Advanced Bayesian Modelling with BUGS
This course is designed for statisticians who want to improve their command of the BUGS modelling software. We will assume a previous knowledge of BUGS to the level of our companion course Introduction to Bayesian statistics using BUGS, or equivalently the first few chapters of The BUGS Book. Through a mixture of lectures and practical exercises, participants will learn how the BUGS language can be used to build models that represent the complexities of real data.
The OpenBUGS, WinBUGS and JAGS software and their R interfaces will all be covered.
- Recap of Bayesian inference and principles of BUGS: graphical models.
- Hierarchical models, meta-analysis and prior distributions.
- Missing data.
- Censoring, truncation and defining new distributions.
- Complex hierarchical models, model checking and robustness.

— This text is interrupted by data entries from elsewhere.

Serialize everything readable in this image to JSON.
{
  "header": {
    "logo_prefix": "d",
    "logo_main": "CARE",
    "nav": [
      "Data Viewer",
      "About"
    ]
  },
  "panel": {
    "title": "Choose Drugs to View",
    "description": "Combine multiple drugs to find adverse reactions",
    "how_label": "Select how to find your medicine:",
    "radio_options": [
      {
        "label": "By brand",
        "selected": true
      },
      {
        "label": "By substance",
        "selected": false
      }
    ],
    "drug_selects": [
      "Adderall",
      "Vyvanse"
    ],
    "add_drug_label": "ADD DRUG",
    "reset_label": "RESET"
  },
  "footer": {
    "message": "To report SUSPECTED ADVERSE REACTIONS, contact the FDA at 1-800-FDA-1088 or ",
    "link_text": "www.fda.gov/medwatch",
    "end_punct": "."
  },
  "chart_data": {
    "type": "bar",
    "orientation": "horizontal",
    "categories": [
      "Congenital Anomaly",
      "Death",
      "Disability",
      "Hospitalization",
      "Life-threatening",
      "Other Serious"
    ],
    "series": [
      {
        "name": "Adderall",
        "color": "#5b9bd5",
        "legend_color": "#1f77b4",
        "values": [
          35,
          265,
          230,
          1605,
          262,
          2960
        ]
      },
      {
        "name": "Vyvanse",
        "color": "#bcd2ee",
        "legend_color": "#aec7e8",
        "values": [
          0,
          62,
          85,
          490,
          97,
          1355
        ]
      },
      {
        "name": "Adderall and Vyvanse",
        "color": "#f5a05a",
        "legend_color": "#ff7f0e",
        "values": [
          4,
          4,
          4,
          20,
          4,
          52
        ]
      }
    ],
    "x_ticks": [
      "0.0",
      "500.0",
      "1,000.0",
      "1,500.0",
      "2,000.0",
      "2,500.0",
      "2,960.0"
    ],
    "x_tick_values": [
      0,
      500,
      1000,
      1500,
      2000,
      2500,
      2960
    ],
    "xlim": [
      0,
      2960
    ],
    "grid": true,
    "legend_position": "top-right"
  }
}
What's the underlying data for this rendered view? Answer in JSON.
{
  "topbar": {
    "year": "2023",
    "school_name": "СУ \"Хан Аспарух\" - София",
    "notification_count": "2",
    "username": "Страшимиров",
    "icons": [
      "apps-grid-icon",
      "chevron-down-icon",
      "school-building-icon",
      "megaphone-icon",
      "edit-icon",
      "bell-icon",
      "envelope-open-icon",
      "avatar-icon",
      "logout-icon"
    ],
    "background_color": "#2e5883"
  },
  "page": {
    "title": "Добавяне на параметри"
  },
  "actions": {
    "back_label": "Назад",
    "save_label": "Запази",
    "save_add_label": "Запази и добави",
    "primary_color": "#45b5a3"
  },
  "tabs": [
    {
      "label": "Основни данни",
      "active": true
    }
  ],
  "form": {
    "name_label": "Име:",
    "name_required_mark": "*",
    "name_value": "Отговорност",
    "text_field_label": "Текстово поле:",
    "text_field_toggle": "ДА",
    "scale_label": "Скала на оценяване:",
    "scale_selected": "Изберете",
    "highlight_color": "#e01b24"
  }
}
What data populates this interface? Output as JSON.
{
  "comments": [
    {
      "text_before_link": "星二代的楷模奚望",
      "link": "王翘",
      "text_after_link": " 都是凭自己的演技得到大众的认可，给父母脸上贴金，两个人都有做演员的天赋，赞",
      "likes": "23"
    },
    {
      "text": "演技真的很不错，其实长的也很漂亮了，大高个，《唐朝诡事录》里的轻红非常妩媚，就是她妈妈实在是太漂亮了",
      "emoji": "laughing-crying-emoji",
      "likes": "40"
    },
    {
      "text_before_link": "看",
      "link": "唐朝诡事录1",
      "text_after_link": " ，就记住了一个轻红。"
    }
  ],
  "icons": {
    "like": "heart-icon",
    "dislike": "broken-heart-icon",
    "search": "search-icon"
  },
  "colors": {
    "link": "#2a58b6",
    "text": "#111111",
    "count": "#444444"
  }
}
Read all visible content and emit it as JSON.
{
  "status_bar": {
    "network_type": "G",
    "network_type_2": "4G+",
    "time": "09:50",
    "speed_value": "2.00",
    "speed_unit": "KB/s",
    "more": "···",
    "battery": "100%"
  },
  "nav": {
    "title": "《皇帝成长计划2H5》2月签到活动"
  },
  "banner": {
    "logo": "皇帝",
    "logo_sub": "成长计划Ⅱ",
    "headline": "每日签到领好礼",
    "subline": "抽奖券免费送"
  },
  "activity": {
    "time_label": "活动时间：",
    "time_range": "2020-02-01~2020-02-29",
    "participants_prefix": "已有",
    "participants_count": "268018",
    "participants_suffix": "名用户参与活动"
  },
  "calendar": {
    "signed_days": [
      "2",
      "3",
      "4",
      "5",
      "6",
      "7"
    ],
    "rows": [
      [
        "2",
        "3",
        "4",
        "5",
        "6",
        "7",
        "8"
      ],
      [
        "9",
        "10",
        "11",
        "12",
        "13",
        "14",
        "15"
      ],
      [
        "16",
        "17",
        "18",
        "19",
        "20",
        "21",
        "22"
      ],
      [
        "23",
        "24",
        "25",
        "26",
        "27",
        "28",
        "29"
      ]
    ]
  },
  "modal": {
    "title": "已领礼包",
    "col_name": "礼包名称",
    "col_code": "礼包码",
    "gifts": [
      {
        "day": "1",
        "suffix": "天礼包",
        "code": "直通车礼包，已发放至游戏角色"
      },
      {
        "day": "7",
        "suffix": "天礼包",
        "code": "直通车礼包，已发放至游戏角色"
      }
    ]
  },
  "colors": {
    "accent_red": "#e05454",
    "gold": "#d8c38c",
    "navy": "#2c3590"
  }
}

- Evidence synthesis: network meta-analysis and general synthesis.
- Measurement error.
- Model checking in evidence synthesis: conflict and bias.
Throughout we emphasise thoughtful choices of prior distribution, assessing the influence of model assumptions, and checking and comparing fitted models.
Much of the course material is based on The BUGS Book (Lunn et al., 2013), which is provided with the course fee.
Statisticians working in any application area who are familiar with Bayesian modelling and the BUGS or JAGS software.
Participants should bring a laptop with OpenBUGS or JAGS installed, and (optionally) the R2OpenBUGS or rjags R packages.